A lot seems to happen all at once, then I can't be bothered to blog, and when nothing of note is happening I'm perfectly happy and content so don't feel the need to.
It's been weird recently, because none of my friends are particularly doing anything, but Deri keeps wondering if there's something on my mind because I start looking like I have it; and I think I keep looking for someone to talk to. I don't think I've ever been that good at only having one person that I talk to about everything. I don't think I've really ever had that to be honest; not one person that I can tell absolutely everything.. I've usually had something that I've needed to confide in other people. Chris, Oli, Alec, Jonny... I don't think they ever knew everything. The closest that they got was if I gave them this blog and most of the time I ended up changing the way I wrote because I didn't want them to know everything.
I'm scared. I have all my eggs in one basket, almost, because my friends didn't want anything to do with me when Deri and I got together so most of my friendships are now on a much more superficial level. I don't have friends in Aberystwyth that I can confide everything in... I don't have friends I see up here who listen to me. I'm there for them and they don't even know if something's wrong. I've usually been someone with quite a few friends around me, ones that I can tell all sorts of things to. This is a weird change.

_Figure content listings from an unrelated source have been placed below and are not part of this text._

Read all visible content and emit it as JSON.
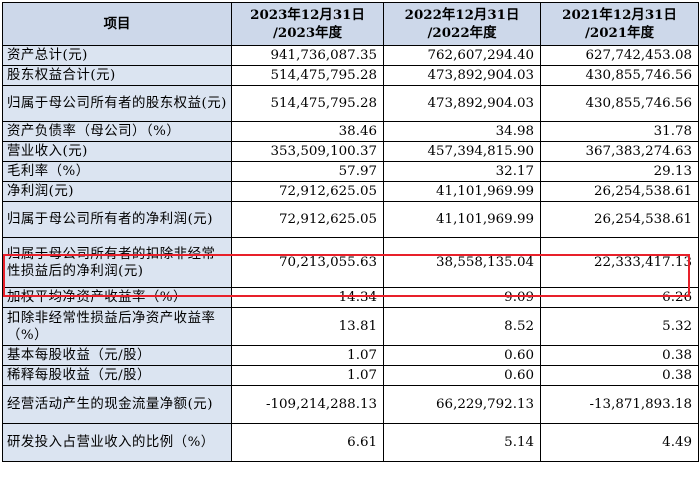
{
  "headers": [
    "项目",
    "2023年12月31日\n/2023年度",
    "2022年12月31日\n/2022年度",
    "2021年12月31日\n/2021年度"
  ],
  "rows": [
    {
      "label": "资产总计(元)",
      "v": [
        "941,736,087.35",
        "762,607,294.40",
        "627,742,453.08"
      ]
    },
    {
      "label": "股东权益合计(元)",
      "v": [
        "514,475,795.28",
        "473,892,904.03",
        "430,855,746.56"
      ]
    },
    {
      "label": "归属于母公司所有者的股东权益(元)",
      "v": [
        "514,475,795.28",
        "473,892,904.03",
        "430,855,746.56"
      ]
    },
    {
      "label": "资产负债率（母公司）（%）",
      "v": [
        "38.46",
        "34.98",
        "31.78"
      ]
    },
    {
      "label": "营业收入(元)",
      "v": [
        "353,509,100.37",
        "457,394,815.90",
        "367,383,274.63"
      ]
    },
    {
      "label": "毛利率（%）",
      "v": [
        "57.97",
        "32.17",
        "29.13"
      ]
    },
    {
      "label": "净利润(元)",
      "v": [
        "72,912,625.05",
        "41,101,969.99",
        "26,254,538.61"
      ]
    },
    {
      "label": "归属于母公司所有者的净利润(元)",
      "v": [
        "72,912,625.05",
        "41,101,969.99",
        "26,254,538.61"
      ]
    },
    {
      "label": "归属于母公司所有者的扣除非经常性损益后的净利润(元)",
      "v": [
        "70,213,055.63",
        "38,558,135.04",
        "22,333,417.13"
      ]
    },
    {
      "label": "加权平均净资产收益率（%）",
      "v": [
        "14.34",
        "9.09",
        "6.26"
      ]
    },
    {
      "label": "扣除非经常性损益后净资产收益率（%）",
      "v": [
        "13.81",
        "8.52",
        "5.32"
      ]
    },
    {
      "label": "基本每股收益（元/股）",
      "v": [
        "1.07",
        "0.60",
        "0.38"
      ]
    },
    {
      "label": "稀释每股收益（元/股）",
      "v": [
        "1.07",
        "0.60",
        "0.38"
      ]
    },
    {
      "label": "经营活动产生的现金流量净额(元)",
      "v": [
        "-109,214,288.13",
        "66,229,792.13",
        "-13,871,893.18"
      ]
    },
    {
      "label": "研发投入占营业收入的比例（%）",
      "v": [
        "6.61",
        "5.14",
        "4.49"
      ]
    }
  ],
  "highlight_color": "#e8202a",
  "header_bg": "#cdd8ea",
  "label_bg": "#dbe4f1"
}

That said, I'm sure that I could ring Lottie if I needed her properly. And Fe.
It just feels funny that Deri and I are so close. Like so, so close.
On the way back home to Aber we stopped overnight at Deri's grandparents' house. His nan is ill (I can't remember the word for the life of me right now, but basically had a stroke and hasn't been right since - she's losing her power of speech. It's amazing how aware she is of everything, she just can't communicate necessarily. Sometimes Deri can call her or her neighbours can come round then she can talk fine; but she can never talk to his grandad normally; and he finds that horribly hard...) Anyway, that was an amazing experience. I've never known love like that. 60 years together and Joan said "I'll just go and see how he is" just, literally just, before her husband called for her from the kitchen. A kind of telepathy. I think that Deri and I could end up like that and that terrifies me.
What I wouldn't be able to deal with is what followed. His granda talking about how hard it is to have the person that you love unable to talk to you.
It's fine because I know that I have friends who will be there for me and Deri who I'm 80% sure would actually drop everything for me. I do adore him. It's just scary, sometimes.
Well world, let's keep going. Stay excellent.
"What about you Joan, what do you want to be when you grow up? Happy? Say happy."
Monday, 1 April 2013
My horse enjoying the view from Tal-Y-Fan
Seeing as I'm completely failing at doing this daily (I don't really know why, I'm not actually doing anything, just seem to be doing other things all the time...), I'm going to just keep counting the days but have massive gaps in between them.
I haven't been myself for the past couple of days. I think since Deri's parents came back... They bought Deri, Joe (his brother) and me presents of Toblerone and cider back from France. I've never in my life felt so welcomed into a family. It makes me so happy, makes me glow that they like me enough to think of getting me a present while on their holidays. However, it also makes me so, so homesick. I've not been home for a long time and not seen my family since mid February, and goddamn it I want to. I tried to convince Deri to leave earlier but he doesn't quite understand how much I want to go home; he wants to finish his essay first, so he can give the books he's using to his friend, but that means that I still have to be here until Friday, and get home on Saturday. That's only a day early. He says he knows what I mean when I say that I want to go home but I'm not sure he gets quite how homesick I am. It wouldn't be as bad if I wasn't in such a lovely, welcoming and warm family, homey environment. But as it stands, I want to be in my lovely homey environment. I want to see my Dad, lie on the sofa chatting shit while watching CSI. There's nothing like going home after being away for a long time, and I desperately want to be able to do that now.
I love it here, don't get me wrong. The mountains I'm staring at as I write this are unutterably breathtaking, and the opportunities I'm getting from having my horse here are amazing. The family are the nicest in the world... But there ain't no place like home, and the level of missing it that I'm experiencing is putting a strain on me, which is making me get tetchier with Deri. I don't want to do that, he doesn't need to have this taken out on him. I guess it's something that he just doesn't understand, no matter what he says.
God bless him; but I hope I get home soon. I hope I get rid of this feeling, because it's going to take a toll and I'm not sure what on yet.